For a multinode setup, I found this guide to be very helpful https://medium.com/analytics-vidhya/slurm-cluster-with-docker-9f242deee601. I went through it, and the cluster worked as expected. The limitation of this multinode setup is that there is no "login node", meaning that jobs need to be submitted from the jupyterlab
container.
We could remove the jupyterlab node, and add a container with ssh installed and enabled. IMO this would be our easiest setup to ensure the multinode experience in testing.

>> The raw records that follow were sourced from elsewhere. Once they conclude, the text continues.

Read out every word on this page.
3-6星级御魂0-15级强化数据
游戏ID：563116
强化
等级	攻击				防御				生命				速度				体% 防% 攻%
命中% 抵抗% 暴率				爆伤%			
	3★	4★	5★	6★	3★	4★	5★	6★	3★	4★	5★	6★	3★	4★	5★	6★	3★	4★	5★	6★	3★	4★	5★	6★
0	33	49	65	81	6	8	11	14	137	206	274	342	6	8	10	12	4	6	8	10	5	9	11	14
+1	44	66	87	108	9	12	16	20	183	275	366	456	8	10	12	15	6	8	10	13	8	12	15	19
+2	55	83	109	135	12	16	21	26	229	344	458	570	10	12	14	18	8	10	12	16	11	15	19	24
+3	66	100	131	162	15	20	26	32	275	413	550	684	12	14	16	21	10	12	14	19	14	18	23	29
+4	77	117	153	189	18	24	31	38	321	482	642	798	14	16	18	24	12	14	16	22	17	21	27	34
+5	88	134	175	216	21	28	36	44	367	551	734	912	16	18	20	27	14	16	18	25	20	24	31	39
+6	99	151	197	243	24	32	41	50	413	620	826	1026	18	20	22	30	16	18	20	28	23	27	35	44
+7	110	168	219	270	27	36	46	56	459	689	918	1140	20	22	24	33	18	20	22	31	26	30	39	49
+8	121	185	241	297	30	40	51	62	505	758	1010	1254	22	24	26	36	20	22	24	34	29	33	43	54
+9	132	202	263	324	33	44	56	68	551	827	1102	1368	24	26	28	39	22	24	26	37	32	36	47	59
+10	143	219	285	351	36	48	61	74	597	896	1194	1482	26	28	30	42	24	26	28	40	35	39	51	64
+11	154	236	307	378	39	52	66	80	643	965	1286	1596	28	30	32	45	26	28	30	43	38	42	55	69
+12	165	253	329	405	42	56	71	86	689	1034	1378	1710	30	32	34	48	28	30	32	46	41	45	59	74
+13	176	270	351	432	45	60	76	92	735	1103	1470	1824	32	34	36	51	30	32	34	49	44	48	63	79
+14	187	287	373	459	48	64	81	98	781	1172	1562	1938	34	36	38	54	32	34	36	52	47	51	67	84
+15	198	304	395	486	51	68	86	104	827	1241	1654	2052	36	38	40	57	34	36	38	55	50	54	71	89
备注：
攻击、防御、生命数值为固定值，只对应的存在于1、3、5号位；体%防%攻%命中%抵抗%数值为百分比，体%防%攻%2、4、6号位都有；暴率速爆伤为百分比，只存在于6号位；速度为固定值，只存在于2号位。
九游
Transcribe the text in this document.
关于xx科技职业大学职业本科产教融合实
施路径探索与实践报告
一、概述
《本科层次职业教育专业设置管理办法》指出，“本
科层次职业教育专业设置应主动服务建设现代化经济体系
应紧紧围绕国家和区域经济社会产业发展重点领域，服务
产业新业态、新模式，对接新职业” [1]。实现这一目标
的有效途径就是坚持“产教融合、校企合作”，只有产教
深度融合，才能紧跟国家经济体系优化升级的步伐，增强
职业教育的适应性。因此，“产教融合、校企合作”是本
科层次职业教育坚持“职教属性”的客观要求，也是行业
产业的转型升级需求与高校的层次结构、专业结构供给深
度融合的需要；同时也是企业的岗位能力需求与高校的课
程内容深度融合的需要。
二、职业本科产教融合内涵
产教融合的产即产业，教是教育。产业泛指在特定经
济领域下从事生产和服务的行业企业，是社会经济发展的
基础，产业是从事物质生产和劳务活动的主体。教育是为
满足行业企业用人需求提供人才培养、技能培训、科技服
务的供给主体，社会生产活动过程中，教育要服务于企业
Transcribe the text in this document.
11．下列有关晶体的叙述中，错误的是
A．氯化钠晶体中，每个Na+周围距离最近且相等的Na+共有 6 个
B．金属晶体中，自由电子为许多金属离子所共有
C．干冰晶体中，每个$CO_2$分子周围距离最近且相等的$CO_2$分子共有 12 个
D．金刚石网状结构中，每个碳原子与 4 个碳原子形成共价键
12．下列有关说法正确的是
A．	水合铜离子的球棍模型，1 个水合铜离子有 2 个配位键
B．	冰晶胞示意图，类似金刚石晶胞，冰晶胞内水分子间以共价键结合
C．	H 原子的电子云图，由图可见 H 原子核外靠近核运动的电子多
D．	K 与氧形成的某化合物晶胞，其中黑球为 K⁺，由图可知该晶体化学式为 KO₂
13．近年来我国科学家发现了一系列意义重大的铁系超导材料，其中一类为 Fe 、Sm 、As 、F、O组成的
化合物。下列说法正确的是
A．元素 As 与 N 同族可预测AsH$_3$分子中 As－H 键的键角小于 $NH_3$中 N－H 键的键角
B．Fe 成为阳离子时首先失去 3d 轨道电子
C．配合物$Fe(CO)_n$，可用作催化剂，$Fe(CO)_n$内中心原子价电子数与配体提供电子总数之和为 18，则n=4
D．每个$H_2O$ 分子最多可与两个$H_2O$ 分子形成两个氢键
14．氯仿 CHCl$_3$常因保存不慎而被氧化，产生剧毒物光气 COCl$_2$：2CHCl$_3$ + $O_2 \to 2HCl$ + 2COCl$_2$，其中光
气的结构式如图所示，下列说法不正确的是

For a significantly more advanced setup, the slurm folks sent me a docker-compose
setup that is much more realistic, but much more complex. https://gitlab.com/SchedMD/training/docker-scale-out
I suspect that a docker or podman-compose script (if there are good container images for all of them) is all that we really need to implement simple test clusters, at least for initial implementation. If this proves to be too fragile for real use, we always have the option to test against a kubernetes cluster with a not-yet-implemented fake-hpc-clusters
operator.
I think all of these options (including option 3) would work on circleci, especially on a machine executor. This is very cool
I suspect it would be better to launch containers that are "the real thing" rather than an emulator, but we might also find some value in looking over this (old) SGE emulator code. https://github.com/chaselgrove/sjs
In the CircleCI tests of BABS, having a "fake HPC test cluster of Slurm" would be ideal - @asmacdo may have some initial effort on this.
If not, having tests regarding application of
babs-init
to Slurm will also be great.